Chronik

Halleinerin traf mit Bastelworkshops einen Nerv

Doris Pichler ist eigentlich Werbegrafikerin. Ganz anders kreativ ist sie in ihrer Freizeit. Dann gibt sie ihre Begeisterung fürs Basteln an andere weiter.

Doris Pichler im Café Kurkuma, wo sie jeden Dienstagnachmittag Bastelworkshops leitet. SN/sw/Strübler
Doris Pichler im Café Kurkuma, wo sie jeden Dienstagnachmittag Bastelworkshops leitet.

Es ist Dienstagnachmittag, 14.30 Uhr, Café Kurkuma in Hallein: Eine halbe Stunde vor Beginn des allwöchentlichen Bastelworkshops trudeln bereits die ersten Teilnehmerinnen ein - fast wie beim Kampf um die besten Plätze vor einem Popkonzert.

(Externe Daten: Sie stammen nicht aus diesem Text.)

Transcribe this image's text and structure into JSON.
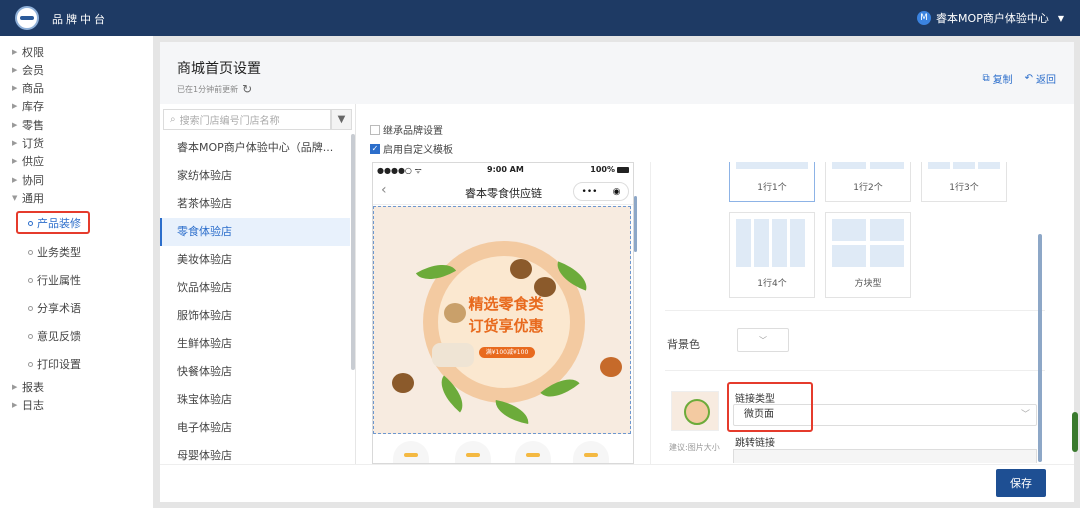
{
  "topbar": {
    "title": "品牌中台",
    "account": "睿本MOP商户体验中心",
    "account_badge": "M"
  },
  "sidebar": {
    "items": [
      {
        "label": "权限"
      },
      {
        "label": "会员"
      },
      {
        "label": "商品"
      },
      {
        "label": "库存"
      },
      {
        "label": "零售"
      },
      {
        "label": "订货"
      },
      {
        "label": "供应"
      },
      {
        "label": "协同"
      },
      {
        "label": "通用"
      }
    ],
    "sub_items": [
      {
        "label": "产品装修"
      },
      {
        "label": "业务类型"
      },
      {
        "label": "行业属性"
      },
      {
        "label": "分享术语"
      },
      {
        "label": "意见反馈"
      },
      {
        "label": "打印设置"
      }
    ],
    "bottom_items": [
      {
        "label": "报表"
      },
      {
        "label": "日志"
      }
    ]
  },
  "page": {
    "title": "商城首页设置",
    "saved_hint": "已在1分钟前更新",
    "copy_label": "复制",
    "back_label": "返回"
  },
  "stores": {
    "search_placeholder": "搜索门店编号门店名称",
    "list": [
      "睿本MOP商户体验中心（品牌...",
      "家纺体验店",
      "茗茶体验店",
      "零食体验店",
      "美妆体验店",
      "饮品体验店",
      "服饰体验店",
      "生鲜体验店",
      "快餐体验店",
      "珠宝体验店",
      "电子体验店",
      "母婴体验店"
    ],
    "active_index": 3
  },
  "editor": {
    "inherit_label": "继承品牌设置",
    "custom_label": "启用自定义模板",
    "phone": {
      "time": "9:00 AM",
      "battery": "100%",
      "signal": "●●●●○ ᯤ",
      "nav_title": "睿本零食供应链",
      "banner_title_1": "精选零食类",
      "banner_title_2": "订货享优惠",
      "banner_pill": "满¥100减¥100"
    },
    "layouts": [
      {
        "label": "1行1个"
      },
      {
        "label": "1行2个"
      },
      {
        "label": "1行3个"
      },
      {
        "label": "1行4个"
      },
      {
        "label": "方块型"
      }
    ],
    "bg_label": "背景色",
    "link_type_label": "链接类型",
    "link_type_value": "微页面",
    "jump_label": "跳转链接",
    "size_hint": "建议:图片大小"
  },
  "footer": {
    "save_label": "保存"
  },
  "colors": {
    "primary": "#1e3a64",
    "accent": "#2c6ecb",
    "highlight": "#e53b2c"
  }
}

"Die Idee hat wirklich eingeschlagen", sagt Doris Pichler. Die Halleinerin hat die "Basteldienstage" vor gut einem Jahr als Projekt der von ihr geleiteten Initiative "Herz für Hallein" ins Leben gerufen. Was am Anfang noch komplett improvisiert ablief, ist mittlerweile wegen des großen Interesses - rund zehn Bastlerinnen sind jede Woche mit dabei - durchorganisiert. "Die Themen für die nächsten Wochen stehen bereits fest. Kommenden Dienstag widmen wir uns der Welt der Märchen", sagt Pichler. Teilnehmen kann jeder Erwachsene, für Kinder gibt es eine Spielecke. An jedem letzten Donnerstagabend im Monat wird beim Verein Sudhaus am Oberen Markt gebastelt.

"Umkehrung meiner eigentlichen Tätigkeit hinter dem Bildschirm."

"Meine Workshops sind die komplette Umkehr meiner eigentlichen Tätigkeit hinter dem Bildschirm", sagt Pichler. Im Brotberuf ist die 54-Jährige nämlich Werbegrafikerin. 1990 durch Zufall zur Mediaprint gekommen, machte sie sich 1998 als "md grafik" selbstständig. Die Initialen sind leicht erklärt: "Mein Mädchenname ist Moosleitner. Viele kennen mich unter diesem Namen, obwohl ich seit 14 Jahren verheiratet bin", erklärt Pichler.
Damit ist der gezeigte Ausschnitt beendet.